Tıbbiyelinin vatan işgaline karşı gösterdiği direnişin ve bağımsızlık ruhunun Tıp Bayramı'nın temelini oluşturduğunu vurgulayan Dr. Mesut Yetkin, “14 Mart, Tıbbiyelinin vatan işgaline karşı sergilediği bağımsızlık ruhunun yansımasıdır” dedi.
Yetkin’in konuyla ilgili açıklaması şu şekilde:
“Ülkemizde ilk Tıp Fakültesi, 14 Mart 1827'de Mektebi Tıbbiye-i Şahane adıyla kurulmuştur. 14 Mart tarihi buradan gelmektedir ama asıl bu günü çok değerli yapan 14 Mart 1919 tarihidir. O tarihte İstanbul işgal altındadır. Mekteb-i Tıbbiye-i Şahane binası işgal kuvvetlerinin karargâhıyken Tıbbiyeli Hikmet ve arkadaşları ilk Tıp Fakültesinin açılışını kutlama bahanesiyle bir toplantı düzenlerler. Genç Tıbbiyeli Memduh Necdet Bey, İngiliz işgal birliklerinin komutanlarının gözlerinin içine bakarak bir konuşma yapar.
‘İtiraf ediyoruz ki vatan, bilhassa onun kalbi, beyni olan İstanbul bu dakikada korkunç bir buhran geçiriyor. Ama korkmuyoruz, buradayız, burada kalacağı. İstanbul bizimdir, çünkü istiklâl buradadır…’
O binanın iki tane büyük kulesi vardır. Henüz o gün bir 3. sınıf öğrencisi olan genç Tıbbiyeli Hikmet Bey, aynı gün işgale karşı bir protesto başlatarak Mekteb-i Tıbbiye-i Şahanenin iki kulesi arasına İstanbul’un her yerinden görünecek şekilde büyük bir Türk Bayrağı asar ve işgale karşı çıkar.
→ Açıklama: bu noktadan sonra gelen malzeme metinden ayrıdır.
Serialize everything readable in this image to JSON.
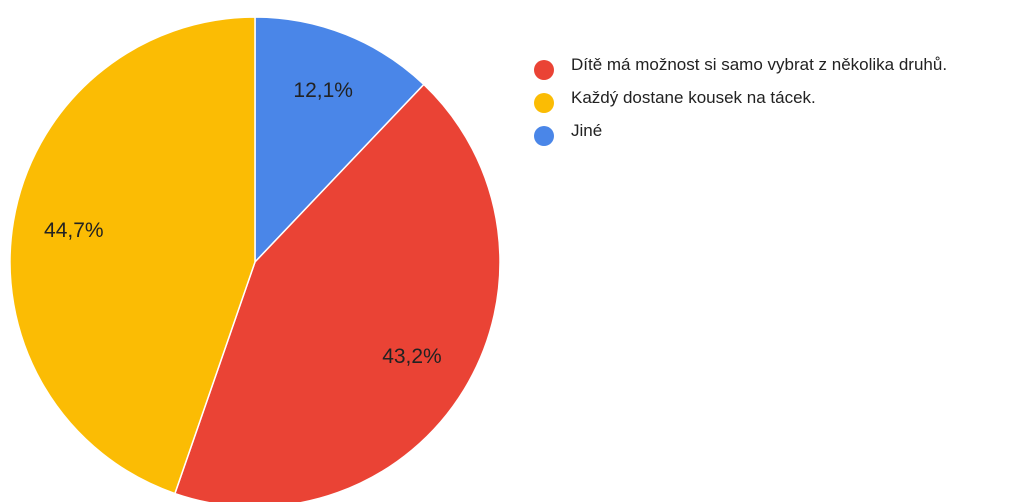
{
  "chart_data": {
    "type": "pie",
    "categories": [
      "Dítě má možnost si samo vybrat z několika druhů.",
      "Každý dostane kousek na tácek.",
      "Jiné"
    ],
    "values": [
      43.2,
      44.7,
      12.1
    ],
    "value_labels": [
      "43,2%",
      "44,7%",
      "12,1%"
    ],
    "colors": [
      "#ea4335",
      "#fbbc04",
      "#4a86e8"
    ]
  }
}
O bayrak orada dalgalanmaya başlar ve bütün İstanbul görür, işgal kuvvetleri de bu manzara karşısında dehşete düşer. İşgal kuvvetleri bu olaya müdahale eder ve çıkan çatışmada Tıbbiyeli Hikmet yaralanır. Oraya Tıbbiyeli Hikmet tarafından asılan bayrak istiklal savaşımızın ilk meşalelerindendir Öğrencilerin vatanseverlikleri ve kararlılıkları sayesinde karanlık işgal günleri, asılan Türk bayrağı ile umuda dönüşür.
O günün ardından 14 Mart tıp öğrencilerinin sembolü haline gelerek her yıl kutlanır.
Bu heyecanlı genç hekim adayı, Tıbbiyelileri temsilen Sivas kongresine de davet edilmiştir. Dr. Hikmet beyin kongrede 9 Eylül 1919 gecesi Atatürk’e karşı yaptığı konuşma unutulmazdır.
‘Paşam... Farz-ı mahal, manda fikrini siz kabul ederseniz, sizi de reddeder, Mustafa Kemal’i vatan kurtarıcısı değil vatan batırıcısı olarak adlandırır ve tel’in ederiz.’
Daha sonra Boran soyadını alan bu genç Tıbbiyeli, rahmetli Orhan Boran’ın babasıdır.
Çorum Aile Hekimleri Derneği olarak öncelikle, görev bilincini ve hayallerini, hayatının önünde tutarak şehit olan tüm meslektaşlarıma minnetle ve şükranla anıyoruz.
Tıbbiyeli Hikmet Boran ve arkadaşları tarafından tarihimize kazandırılan bu bayramı, her sene onların emanetine sahip çıkarak kutlayacağız,
Tıbbiyeli olmak; fedakarlıktır, adanmışlıktır, vicdandır, çok fazla fiziksel ve zihinsel emektir, sağlam iradedir, özveridir ve hepsinden önemlisi mesleğe duyulan aşktır. Kıymetimizi birbirimizden başka kimsenin bilmediği şu günlerde, Çorum Aile Hekimleri Derneği olarak, tüm değerli meslektaşlarımızın ve sağlık çalışanlarımızın “14 Mart Tıp Bayramını” kutlarız.”